Cuban revolutionary leader and former president Fidel Castro has died aged 90. The communist revolutionary's death was announced on Cuban state-run TV by his brother and current leader Raul Castro. "The commander in chief of the Cuban revolution died at 22:29 hours this evening (03:29 GMT Saturday)," Raul said.
Castro, who moulded Cuba into a bulwark against western capitalism and valiantly defied the US efforts to topple him for half a centur,y, has been ailing for some time. He had passed on power to younger brother Raul in 2008.
Even as critics accused him of suppressing dissent, Castro remained the beloved leader of the country and a leading light to revolution everywhere in the world.
Castro was born in 1926 in the south-eastern Oriente Province of Cuba. He launched a guerrilla war against the government of Batista in 1956 alongside Che Guevara, and took power in 1959. His fledgling communist regime came under intense pressure from the US, which allegedly launched a series of assasination attempts against the leader of the Soviet-backed regime at its doorstep.
Mexican President Enrique said Castro was a friend of Mexico and a "promoter of a bilateral relationship based on respect, dialogue and solidarity."
Even as Castro's death sent his country into mourning, there have been reports that Cuban Americans in Miami's Little Havana celebrated his death. The Cuban Americans in the US are some of the fiercest critics of Castro, after having suffered oppression in their communist homeland.
President Barack Obama said in 2014 the US and Cuba should restore ties as neither country was "well-served by a rigid policy that's rooted in events that took place before most of us were born." However, Castro rejected the offer accusing Obama of ignoring the accomplishments of Communist rule.
Here's a Reuters Factbox on Fidel Castro:
* Fidel Castro led Cuba for five decades and was the world's third longest-serving head of state, after Britain's Queen Elizabeth and the King of Thailand. He temporarily ceded power to his brother Raul in July 2006 after undergoing intestinal surgery. The handover of power became official in 2008.
* In his last years, Castro occasionally appeared in public and in videos and pictures usually meeting with guests. He wrote hundreds of columns for the official media. Stooped and walking with difficulty, Castro was seen in public twice in 2012 and twice in 2013. He was seen in public on Jan. 8, 2014, at the opening of a cultural center, though photos of visiting dignitaries at the Castro home appeared after that.
* Castro holds the record for the longest speech ever delivered to the United Nations: 4 hours and 29 minutes, on Sept. 26, 1960, according to the U.N. website. One of his longest speeches on record lasted 7 hours and 30 minutes on Feb. 24, 1998, after the national assembly re-elected him to a five-year term as president.

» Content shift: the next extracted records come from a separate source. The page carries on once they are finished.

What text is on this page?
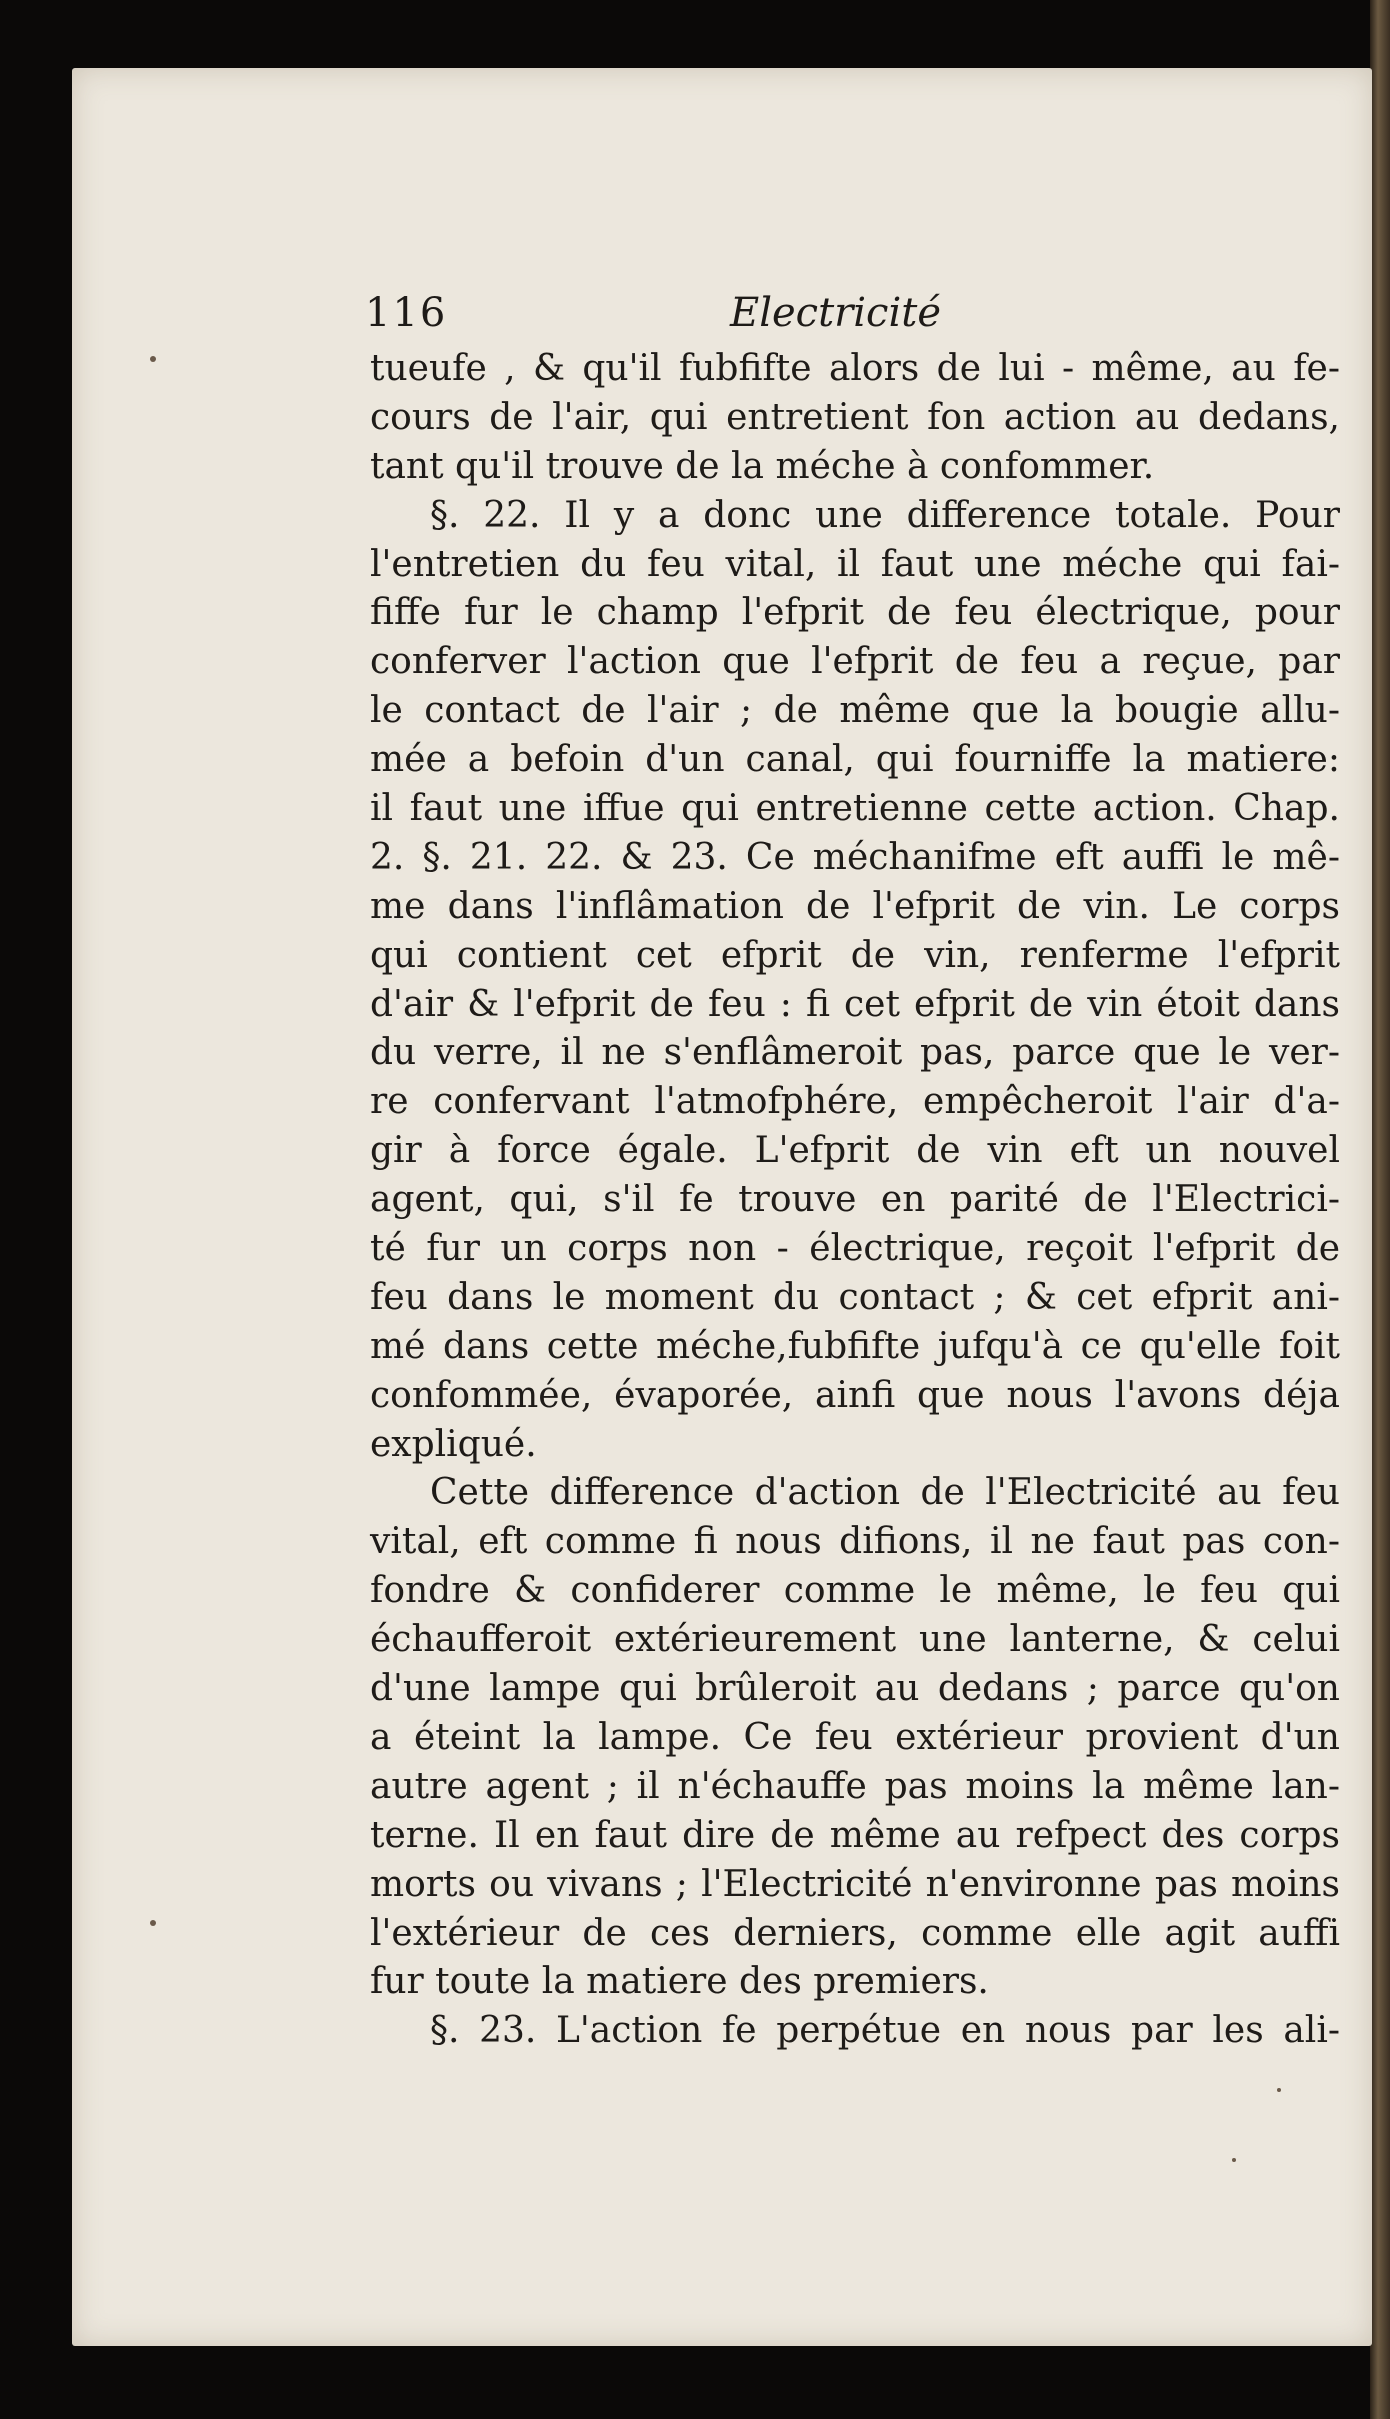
116	Electricité
tueufe , & qu'il fubfifte alors de lui - même, au fe-
cours de l'air, qui entretient fon action au dedans,
tant qu'il trouve de la méche à confommer.
§. 22. Il y a donc une difference totale. Pour
l'entretien du feu vital, il faut une méche qui fai-
fiffe fur le champ l'efprit de feu électrique, pour
conferver l'action que l'efprit de feu a reçue, par
le contact de l'air ; de même que la bougie allu-
mée a befoin d'un canal, qui fourniffe la matiere:
il faut une iffue qui entretienne cette action. Chap.
2. §. 21. 22. & 23. Ce méchanifme eft auffi le mê-
me dans l'inflâmation de l'efprit de vin. Le corps
qui contient cet efprit de vin, renferme l'efprit
d'air & l'efprit de feu : fi cet efprit de vin étoit dans
du verre, il ne s'enflâmeroit pas, parce que le ver-
re confervant l'atmofphére, empêcheroit l'air d'a-
gir à force égale. L'efprit de vin eft un nouvel
agent, qui, s'il fe trouve en parité de l'Electrici-
té fur un corps non - électrique, reçoit l'efprit de
feu dans le moment du contact ; & cet efprit ani-
mé dans cette méche,fubfifte jufqu'à ce qu'elle foit
confommée, évaporée, ainfi que nous l'avons déja
expliqué.
Cette difference d'action de l'Electricité au feu
vital, eft comme fi nous difions, il ne faut pas con-
fondre & confiderer comme le même, le feu qui
échaufferoit extérieurement une lanterne, & celui
d'une lampe qui brûleroit au dedans ; parce qu'on
a éteint la lampe. Ce feu extérieur provient d'un
autre agent ; il n'échauffe pas moins la même lan-
terne. Il en faut dire de même au refpect des corps
morts ou vivans ; l'Electricité n'environne pas moins
l'extérieur de ces derniers, comme elle agit auffi
fur toute la matiere des premiers.
§. 23. L'action fe perpétue en nous par les ali-
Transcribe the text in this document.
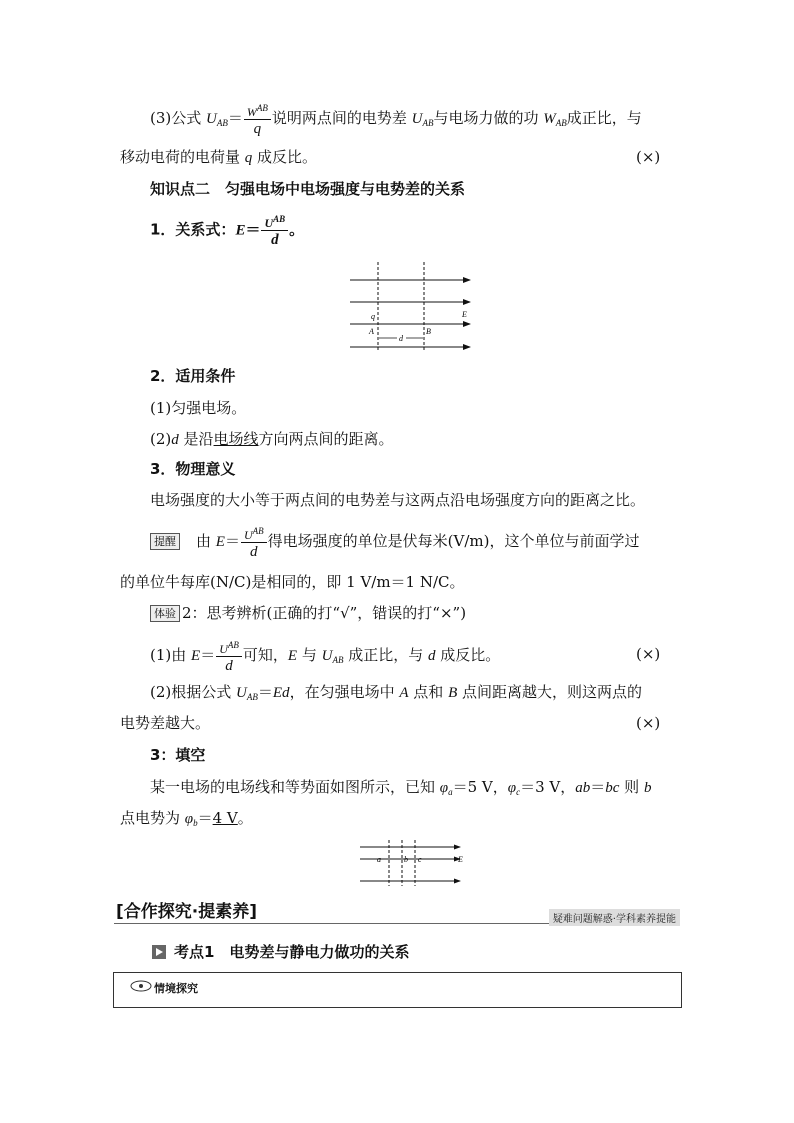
(3)公式 $U_{AB}= \frac{W^{AB}}{q}$ 说明两点间的电势差 $U_{AB}$与电场力做的功 $W_{AB}$成正比，与
移动电荷的电荷量 q 成反比。	(×)
知识点二　匀强电场中电场强度与电势差的关系
1．关系式：$E= \frac{U^{AB}}{d}$ 。
q
A	B
d
E
2．适用条件
(1)匀强电场。
(2)d 是沿电场线方向两点间的距离。
3．物理意义
电场强度的大小等于两点间的电势差与这两点沿电场强度方向的距离之比。
提醒 由 $E= \frac{U^{AB}}{d}$ 得电场强度的单位是伏每米(V/m)，这个单位与前面学过
的单位牛每库(N/C)是相同的，即 1 V/m＝1 N/C。
体验 2：思考辨析(正确的打“√”，错误的打“×”)
(1)由 $E= \frac{U^{AB}}{d}$ 可知，E 与 $U_{AB}$ 成正比，与 d 成反比。	(×)
(2)根据公式 $U_{AB}=Ed$，在匀强电场中 A 点和 B 点间距离越大，则这两点的
电势差越大。	(×)
3：填空
某一电场的电场线和等势面如图所示，已知 $\varphi_a=5$ V，$\varphi_c=3$ V，ab＝bc 则 b
点电势为 $\varphi_b=4$ V。
a	b c	E
[合作探究·提素养]	疑难问题解惑·学科素养提能
考点1　电势差与静电力做功的关系
情境探究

* Castro claimed he survived 634 attempts or plots to assassinate him, mainly masterminded by the Central Intelligence Agency and U.S.-based exile organizations. They may have included poison pills, a toxic cigar, exploding mollusks, and a chemically tainted diving suit. Another alleged plan involved giving him powder that would make his beard fall out and so undermine his popularity.
* Despite the plots, a U.S.-backed exile invasion at the Bay of Pigs and five decades of economic sanctions, Castro outlasted nine U.S. presidents, from Dwight Eisenhower to Bill Clinton, stepping down while George W. Bush was in office.
* Castro used to chomp on Cuban cigars but gave them up in 1985. Years later he summed up the harm of smoking tobacco by saying: "The best thing you can do with this box of cigars is give them to your enemy."
* Time Magazine in 2012 named Castro as one of the 100 most influential personalities of all time.
* Castro had nine children from five women. His eldest son Fidel Castro Diaz-Balart, who is the image of his father and is known as Fidelito, is a Soviet-trained nuclear scientist born in 1949 out of his brief marriage to Mirta Diaz-Balart. Daughter Alina Fernandez, the result of an affair with a Havana socialite when Castro was underground in the 1950s, escaped from Cuba disguised as a tourist in 1993 and is a vocal critic. Castro has five sons with his common-law wife since the 1960s, Dalia Soto del Valle. He also has a son and a daughter born to two other women with whom he had affairs before coming to power.